A male narcissist with a female co-dependent is a plot line that plays out over and over in both real life and in scripts. We recognize the roles, we respond to the issues, we find them in our own lives all the time, because they emerge from our gender assignments. Big tough guys who insist on their way, draw everyone else into their goals, take advantage of women, are everywhere from politics to the ministry. Doting, enabling, forgiving women are likewise everywhere from
Laura Bush’s big white house to just down the street. These psychological patterns often succeed brilliantly. What if Henry Kent had been able to curb his temper and lend his gift for fabulism to Daisy, thus giving her career a major boost and bringing in enough money to keep Henry in a life of pleasant sloth?
The culture in question grows out of Euro-ag, where farming centered on a strong, driven man who could manage things in a very firm way for a goal he defined. And his success depended very much on a woman invested in keeping him happy, healthy and focused -- and it would be helpful if she could and would stay nearly continuously pregnant. (Productivity! The mantra of the farm!) One of the most interesting phenomena on the election circuit is the effort of the Clintons to reverse their roles -- not just that, but also the efforts of the rest of us to accept that what liberals have been predicting is actually possible.

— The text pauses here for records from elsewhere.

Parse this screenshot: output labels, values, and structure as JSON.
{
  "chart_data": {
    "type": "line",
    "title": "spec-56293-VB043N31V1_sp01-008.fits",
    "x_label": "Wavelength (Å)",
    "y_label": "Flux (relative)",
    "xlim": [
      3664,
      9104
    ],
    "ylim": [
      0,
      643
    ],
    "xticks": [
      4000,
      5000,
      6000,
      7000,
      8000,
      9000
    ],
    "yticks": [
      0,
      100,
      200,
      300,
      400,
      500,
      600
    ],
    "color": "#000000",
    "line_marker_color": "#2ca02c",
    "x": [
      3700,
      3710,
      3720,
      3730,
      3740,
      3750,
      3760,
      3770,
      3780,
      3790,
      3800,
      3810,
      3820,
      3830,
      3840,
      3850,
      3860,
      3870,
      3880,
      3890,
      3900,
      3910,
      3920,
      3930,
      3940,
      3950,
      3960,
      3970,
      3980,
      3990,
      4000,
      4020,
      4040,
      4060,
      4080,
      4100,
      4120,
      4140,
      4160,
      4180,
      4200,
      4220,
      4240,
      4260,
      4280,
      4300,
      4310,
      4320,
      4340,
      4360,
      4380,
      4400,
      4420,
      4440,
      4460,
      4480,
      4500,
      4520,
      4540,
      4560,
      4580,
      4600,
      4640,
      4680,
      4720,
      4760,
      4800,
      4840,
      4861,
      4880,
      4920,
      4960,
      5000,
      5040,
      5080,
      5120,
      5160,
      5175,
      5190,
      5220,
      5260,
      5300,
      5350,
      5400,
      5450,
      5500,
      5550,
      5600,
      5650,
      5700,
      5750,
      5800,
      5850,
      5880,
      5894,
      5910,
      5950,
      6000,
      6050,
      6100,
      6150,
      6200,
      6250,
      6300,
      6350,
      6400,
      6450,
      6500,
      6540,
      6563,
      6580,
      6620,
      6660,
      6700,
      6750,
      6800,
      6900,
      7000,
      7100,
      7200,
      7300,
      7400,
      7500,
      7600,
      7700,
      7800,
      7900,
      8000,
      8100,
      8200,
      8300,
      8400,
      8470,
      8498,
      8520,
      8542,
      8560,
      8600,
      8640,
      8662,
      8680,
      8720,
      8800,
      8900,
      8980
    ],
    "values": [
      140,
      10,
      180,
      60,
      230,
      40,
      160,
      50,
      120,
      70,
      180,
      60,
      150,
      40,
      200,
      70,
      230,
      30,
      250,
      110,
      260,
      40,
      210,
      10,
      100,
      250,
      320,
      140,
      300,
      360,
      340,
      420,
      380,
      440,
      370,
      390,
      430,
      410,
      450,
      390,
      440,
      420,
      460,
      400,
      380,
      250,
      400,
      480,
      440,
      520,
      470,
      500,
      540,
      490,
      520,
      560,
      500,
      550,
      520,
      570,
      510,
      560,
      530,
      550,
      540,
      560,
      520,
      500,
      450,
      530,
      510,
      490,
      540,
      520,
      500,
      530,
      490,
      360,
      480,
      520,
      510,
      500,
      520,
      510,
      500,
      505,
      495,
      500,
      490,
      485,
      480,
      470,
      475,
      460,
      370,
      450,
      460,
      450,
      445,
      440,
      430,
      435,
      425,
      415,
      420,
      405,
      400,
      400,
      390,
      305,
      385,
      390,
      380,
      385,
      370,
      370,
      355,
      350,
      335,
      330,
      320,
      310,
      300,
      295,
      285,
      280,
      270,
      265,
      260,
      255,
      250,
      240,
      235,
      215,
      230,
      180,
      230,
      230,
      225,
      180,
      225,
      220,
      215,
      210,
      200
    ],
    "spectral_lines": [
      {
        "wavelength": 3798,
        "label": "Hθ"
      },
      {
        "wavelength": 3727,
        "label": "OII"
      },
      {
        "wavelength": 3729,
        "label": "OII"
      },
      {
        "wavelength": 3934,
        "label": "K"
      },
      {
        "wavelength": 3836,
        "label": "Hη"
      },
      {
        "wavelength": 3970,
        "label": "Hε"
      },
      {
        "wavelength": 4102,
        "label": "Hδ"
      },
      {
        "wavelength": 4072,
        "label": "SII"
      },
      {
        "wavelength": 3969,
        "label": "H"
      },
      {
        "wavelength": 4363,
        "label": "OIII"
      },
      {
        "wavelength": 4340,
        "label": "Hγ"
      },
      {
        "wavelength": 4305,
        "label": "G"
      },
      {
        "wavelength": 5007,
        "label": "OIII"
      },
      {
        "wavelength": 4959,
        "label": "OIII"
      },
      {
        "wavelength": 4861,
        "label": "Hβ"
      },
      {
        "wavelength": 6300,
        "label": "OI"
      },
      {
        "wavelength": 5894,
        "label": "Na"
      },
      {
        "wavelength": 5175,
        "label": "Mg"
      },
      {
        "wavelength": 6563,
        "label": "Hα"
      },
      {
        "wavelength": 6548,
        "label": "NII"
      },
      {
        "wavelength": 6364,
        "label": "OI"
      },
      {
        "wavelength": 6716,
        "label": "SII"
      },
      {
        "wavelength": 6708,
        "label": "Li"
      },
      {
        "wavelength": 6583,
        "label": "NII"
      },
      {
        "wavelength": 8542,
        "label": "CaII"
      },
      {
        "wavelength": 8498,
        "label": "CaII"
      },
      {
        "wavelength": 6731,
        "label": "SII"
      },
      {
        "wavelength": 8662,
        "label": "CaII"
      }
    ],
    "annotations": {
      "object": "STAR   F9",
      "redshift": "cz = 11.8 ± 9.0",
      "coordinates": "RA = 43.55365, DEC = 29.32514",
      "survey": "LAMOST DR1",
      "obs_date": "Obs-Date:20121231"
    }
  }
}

We CAN negotiate our social styles and capacities -- right? The conservatives would say absolutely NOT. (They were whistling a different tune when Elizabeth Dole was attempting something similar while her husband touted a little “marital enhancement” chemistry.)
People who do intellectual or aesthetic or technological work have a good deal more elbow room when it comes to choosing their personal patterns, either consciously or unconsciously. Therefore, it a wonderful thing when they pass on their insights to the rest of us, who may not have had the ability to try things out so much, and therefore can benefit by second-hand examples.
It is not accidental that Henry purports to be a gardener and is capable of actually performing up to a point. It is also not accidental that Daisy’s garden is overgrown into a jungle and needs pruning. When this is illustrated in terms of English landscape and households, we are so glad to watch that we don’t necessarily get the metaphorical value on first watching. This is not a “secret garden,” but it bears pondering.